Elsewhere he writes, “Whatever wrestling-with-God may mean, it entails becoming a nation or a people or a company of nations: vertical in time. . . .” Well, and so much more than that. The Psalms are David’s own wrestling with God, the attempt of his faith to encompass his fate, and the forging of a nation was a mere byproduct of their spiritual power.

Pinsky weaves through the contradictions of David’s long and complicated life toward his own personal hero. He wades through the spread of David stories in Samuel I and II, Chronicles I, the Psalms and several other biblical books consulting rabbinic wisdom, ancient and modern scholars, English and Hebrew poets; weighing and discarding Cabalist tradition and Talmudists; and riffing on the Hebrew language itself. “The story of David is a story of flawed fathers, of unexpectedly powerful women and of defiant sons,” he writes. And perhaps in that phrase is a key. Pinsky is also exploring his own Tree of Jesse.

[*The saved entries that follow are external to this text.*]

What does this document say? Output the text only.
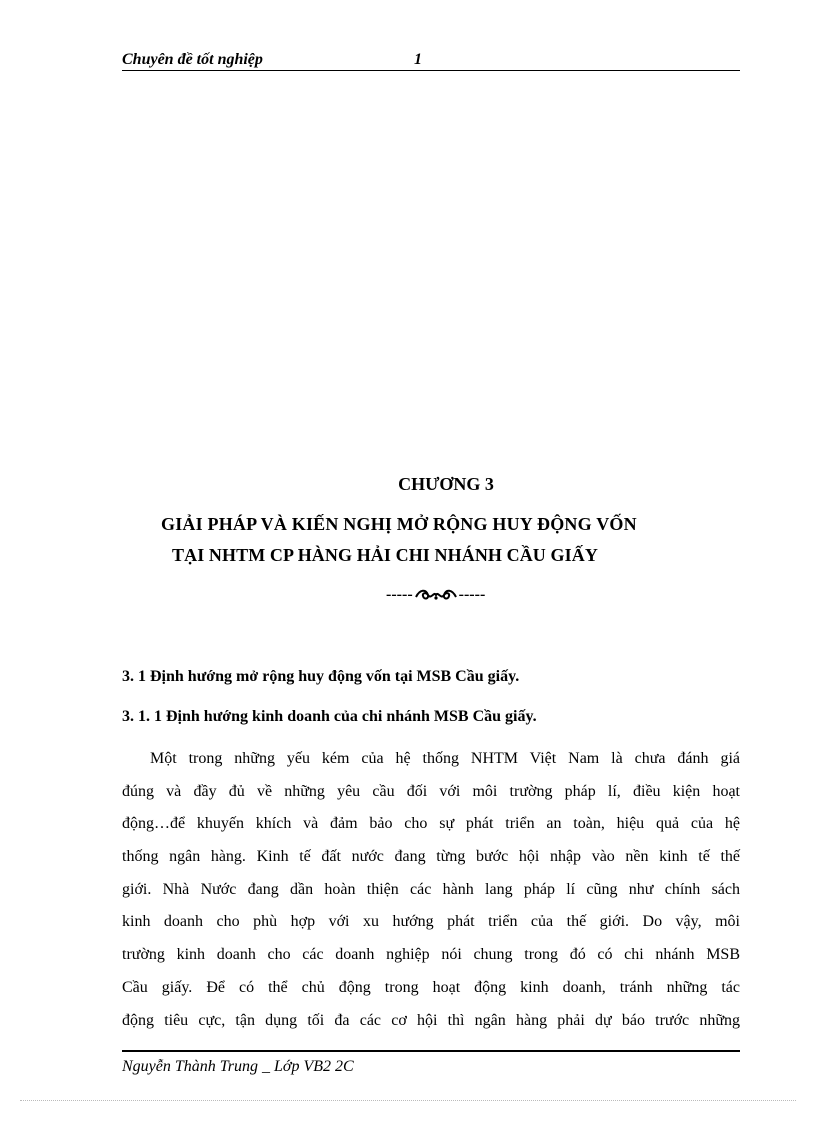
Chuyên đề tốt nghiệp	1
CHƯƠNG 3
GIẢI PHÁP VÀ KIẾN NGHỊ MỞ RỘNG HUY ĐỘNG VỐN
TẠI NHTM CP HÀNG HẢI CHI NHÁNH CẦU GIẤY
-----	-----
3. 1 Định hướng mở rộng huy động vốn tại MSB Cầu giấy.
3. 1. 1 Định hướng kinh doanh của chi nhánh MSB Cầu giấy.
Một trong những yếu kém của hệ thống NHTM Việt Nam là chưa đánh giá
đúng và đầy đủ về những yêu cầu đối với môi trường pháp lí, điều kiện hoạt
động…để khuyến khích và đảm bảo cho sự phát triển an toàn, hiệu quả của hệ
thống ngân hàng. Kinh tế đất nước đang từng bước hội nhập vào nền kinh tế thế
giới. Nhà Nước đang dần hoàn thiện các hành lang pháp lí cũng như chính sách
kinh doanh cho phù hợp với xu hướng phát triển của thế giới. Do vậy, môi
trường kinh doanh cho các doanh nghiệp nói chung trong đó có chi nhánh MSB
Cầu giấy. Để có thể chủ động trong hoạt động kinh doanh, tránh những tác
động tiêu cực, tận dụng tối đa các cơ hội thì ngân hàng phải dự báo trước những
Nguyễn Thành Trung _ Lớp VB2 2C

Pinsky dedicates The Life of David to his own father, Milford Simon Pinsky. Milford makes a cameo appearance at the end of the book in a 1939 photo of a dozen basketball players holding a trophy. The Jewish Aces each have a Star of David sewn onto their uniforms. A symbol of his family’s assimilation, the seduction of the secular way—or is it? Several thousand miles away, the symbol had been sewn onto other clothes and become a mark of unimaginable suffering.

There’s a mystical significance in the pairing of universal symbol and these real-life men. Pinsky points out that several members of that grinning New Jersey high school team would, within a few years, go to war against the regime that imposed the symbol as a sign of death and unwittingly gave it a transcendent importance. The symbol would reappear a decade later on the flag of the new nation of Israel, reweaving sacred and secular, though not always successfully.

Seesawing between these eras, Pinsky honors his ancestors with a book that is a sort of propitiatory offering. Milford Pinsky is another of the dead his son walks with, joining hands with their common forefather, the enigmatic poet and warrior and mystic, King David.


CYNTHIA HAVEN frequently writes on arts and letters for Stanford.